Niall approcha le cylindre d’une lampe pour examiner le sceau. Intact, par bonheur – jusqu’à ce qu’il le brise. N’empêche, il devrait secouer cet abruti d’Omerna, histoire de raviver en lui la crainte de la Lumière. Pour avoir de la valeur en tant que leurre, il fallait que cet idiot joue les maîtres espions au mieux de ses (chiches) compétences.

Le message était de nouveau de Varadin, le code privé de Niall, sur une si petite bande de parchemin, formant des pattes de mouche à donner le tournis. Le seigneur général faillit brûler la missive avant de l’avoir lue, mais quelque chose, à la fin, lui accrocha l’œil. Reprenant au début, il déchiffra soigneusement chaque phrase, histoire d’être absolument sûr. Comme d’habitude, il y avait des âneries sur des Aes Sedai tenues en laisse et des bêtes étranges, mais les derniers mots… Varadin avait aidé Asidim Faisar à trouver une cachette à Tanchico. Il avait l’intention de l’en faire sortir en douce, mais les Seanchaniens montaient si bien la garde qu’un murmure n’aurait pas pu franchir les portes sans leur autorisation.

Niall se frotta pensivement le menton. Faisar était un des agents qu’il avait envoyés au Tarabon afin de voir s’il y avait quelque chose à sauver. Faisar ne savait rien de Varadin, et Varadin n’aurait rien dû savoir de Faisar. Quant à la garde montée par les Seanchaniens… Les propos d’un dément.

Le seigneur général glissa le message dans sa poche et retourna dans l’antichambre.

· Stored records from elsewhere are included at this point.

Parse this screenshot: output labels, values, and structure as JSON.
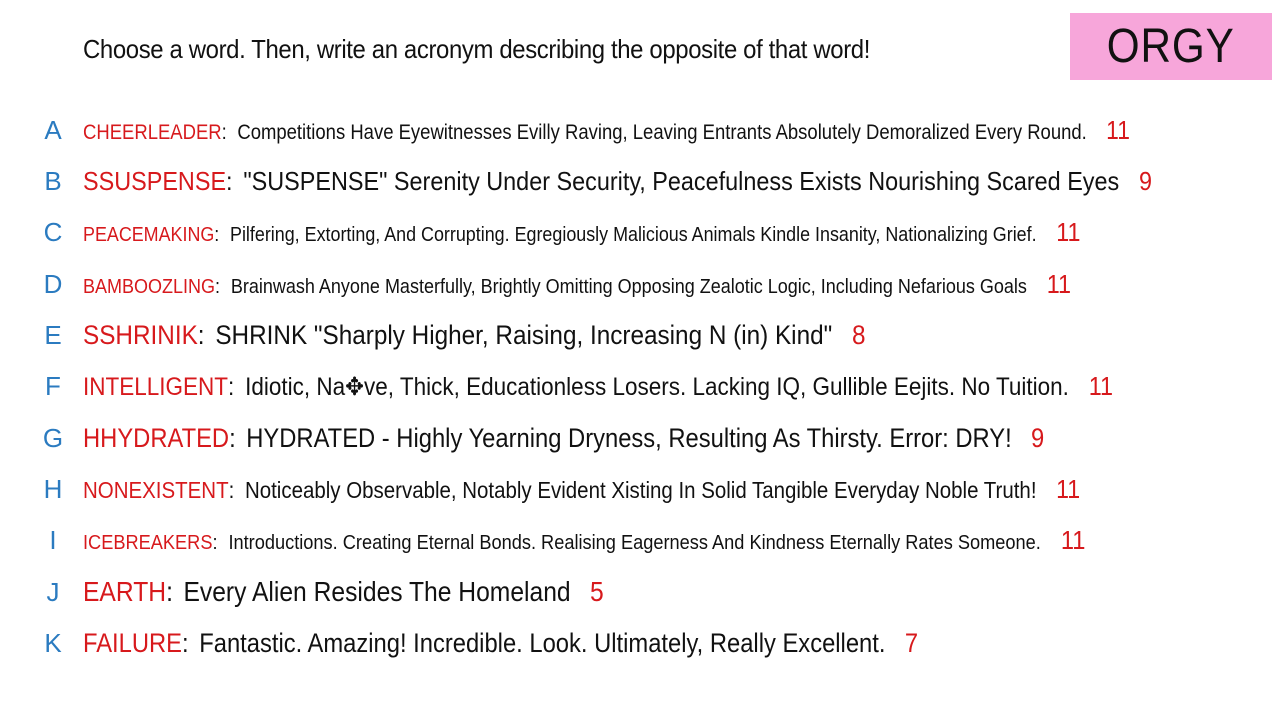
{
  "prompt": "Choose a word. Then, write an acronym describing the opposite of that word!",
  "badge": "ORGY",
  "colors": {
    "letter": "#2b7bc0",
    "word": "#d7191c",
    "score": "#d7191c",
    "badge_bg": "#f7a6da",
    "text": "#111111"
  },
  "entries": [
    {
      "letter": "A",
      "word": "CHEERLEADER",
      "colon": ":",
      "answer": "Competitions Have Eyewitnesses Evilly Raving, Leaving Entrants Absolutely Demoralized Every Round.",
      "score": "11"
    },
    {
      "letter": "B",
      "word": "SSUSPENSE",
      "colon": ":",
      "answer": "\"SUSPENSE\" Serenity Under Security, Peacefulness Exists Nourishing Scared Eyes",
      "score": "9"
    },
    {
      "letter": "C",
      "word": "PEACEMAKING",
      "colon": ":",
      "answer": "Pilfering, Extorting, And Corrupting. Egregiously Malicious Animals Kindle Insanity, Nationalizing Grief.",
      "score": "11"
    },
    {
      "letter": "D",
      "word": "BAMBOOZLING",
      "colon": ":",
      "answer": "Brainwash Anyone Masterfully, Brightly Omitting Opposing Zealotic Logic, Including Nefarious Goals",
      "score": "11"
    },
    {
      "letter": "E",
      "word": "SSHRINIK",
      "colon": ":",
      "answer": "SHRINK \"Sharply Higher, Raising, Increasing N (in) Kind\"",
      "score": "8"
    },
    {
      "letter": "F",
      "word": "INTELLIGENT",
      "colon": ":",
      "answer": "Idiotic, Na✥ve, Thick, Educationless Losers. Lacking IQ, Gullible Eejits. No Tuition.",
      "score": "11"
    },
    {
      "letter": "G",
      "word": "HHYDRATED",
      "colon": ":",
      "answer": "HYDRATED - Highly Yearning Dryness, Resulting As Thirsty. Error: DRY!",
      "score": "9"
    },
    {
      "letter": "H",
      "word": "NONEXISTENT",
      "colon": ":",
      "answer": "Noticeably Observable, Notably Evident Xisting In Solid Tangible Everyday Noble Truth!",
      "score": "11"
    },
    {
      "letter": "I",
      "word": "ICEBREAKERS",
      "colon": ":",
      "answer": "Introductions. Creating Eternal Bonds. Realising Eagerness And Kindness Eternally Rates Someone.",
      "score": "11"
    },
    {
      "letter": "J",
      "word": "EARTH",
      "colon": ":",
      "answer": "Every Alien Resides The Homeland",
      "score": "5"
    },
    {
      "letter": "K",
      "word": "FAILURE",
      "colon": ":",
      "answer": "Fantastic. Amazing! Incredible. Look. Ultimately, Really Excellent.",
      "score": "7"
    }
  ]
}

— Balwer, quelles sont les dernières nouvelles de l’Ouest ?

Entre eux, le mot « Ouest » désignait toujours la frontière avec le Tarabon.

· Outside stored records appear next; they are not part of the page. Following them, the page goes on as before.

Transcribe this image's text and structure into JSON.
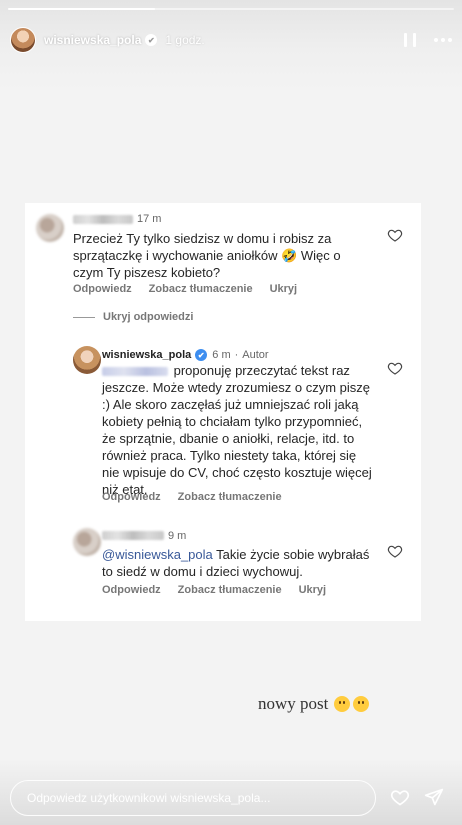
{
  "story": {
    "progress": 0.33,
    "username": "wisniewska_pola",
    "verified_glyph": "✔",
    "time": "1 godz.",
    "pause_icon": "pause-icon",
    "more_icon": "more-icon"
  },
  "screenshot": {
    "comment1": {
      "time": "17 m",
      "text": "Przecież Ty tylko siedzisz w domu i robisz za sprzątaczkę i wychowanie aniołków 🤣 Więc o czym Ty piszesz kobieto?",
      "actions": [
        "Odpowiedz",
        "Zobacz tłumaczenie",
        "Ukryj"
      ]
    },
    "hide_replies": "Ukryj odpowiedzi",
    "reply1": {
      "username": "wisniewska_pola",
      "verified_glyph": "✔",
      "time": "6 m",
      "role": "Autor",
      "text": "proponuję przeczytać tekst raz jeszcze. Może wtedy zrozumiesz o czym piszę :) Ale skoro zaczęłaś już umniejszać roli jaką kobiety pełnią to chciałam tylko przypomnieć, że sprzątnie, dbanie o aniołki, relacje, itd. to również praca. Tylko niestety taka, której się nie wpisuje do CV, choć często kosztuje więcej niż etat.",
      "actions": [
        "Odpowiedz",
        "Zobacz tłumaczenie"
      ]
    },
    "reply2": {
      "time": "9 m",
      "mention": "@wisniewska_pola",
      "text": "Takie życie sobie wybrałaś to siedź w domu i dzieci wychowuj.",
      "actions": [
        "Odpowiedz",
        "Zobacz tłumaczenie",
        "Ukryj"
      ]
    }
  },
  "caption": "nowy post",
  "emoji": [
    "face-with-hand-over-mouth",
    "grinning-face"
  ],
  "reply_placeholder": "Odpowiedz użytkownikowi wisniewska_pola...",
  "colors": {
    "verified": "#3d8ef0",
    "mention": "#385898"
  }
}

— Aucun changement, seigneur. Les patrouilles qui s’enfoncent dans le Tarabon ne reviennent jamais. Sur la frontière, le principal problème, ce sont les réfugiés.

Les patrouilles qui s’enfoncent… Le Tarabon était un nid de serpents infesté de rats enragés, mais…

— Combien de temps un messager mettra-t-il pour atteindre Tanchico ?

Balwer ne cilla même pas. Si son cheval lui parlait un jour, cet homme ne tressaillirait pas, c’était couru d’avance.

— Toute la question, après avoir traversé la frontière, c’est de trouver des montures fraîches. En temps normal, vingt jours suffiraient – aller et retour. Peut-être un peu moins, avec de la chance. En ce moment, il faut doubler ce nombre, si on ne joue pas de malchance.

Un nid de serpents où un messager pouvait disparaître sans même qu’on retrouve ses os.

L’aller suffirait, mais Niall préféra garder pour lui ce détail.

— Organise ça au plus vite, Balwer. Dans une heure, j’aurai rédigé la lettre à convoyer. Et je parlerai moi-même au messager.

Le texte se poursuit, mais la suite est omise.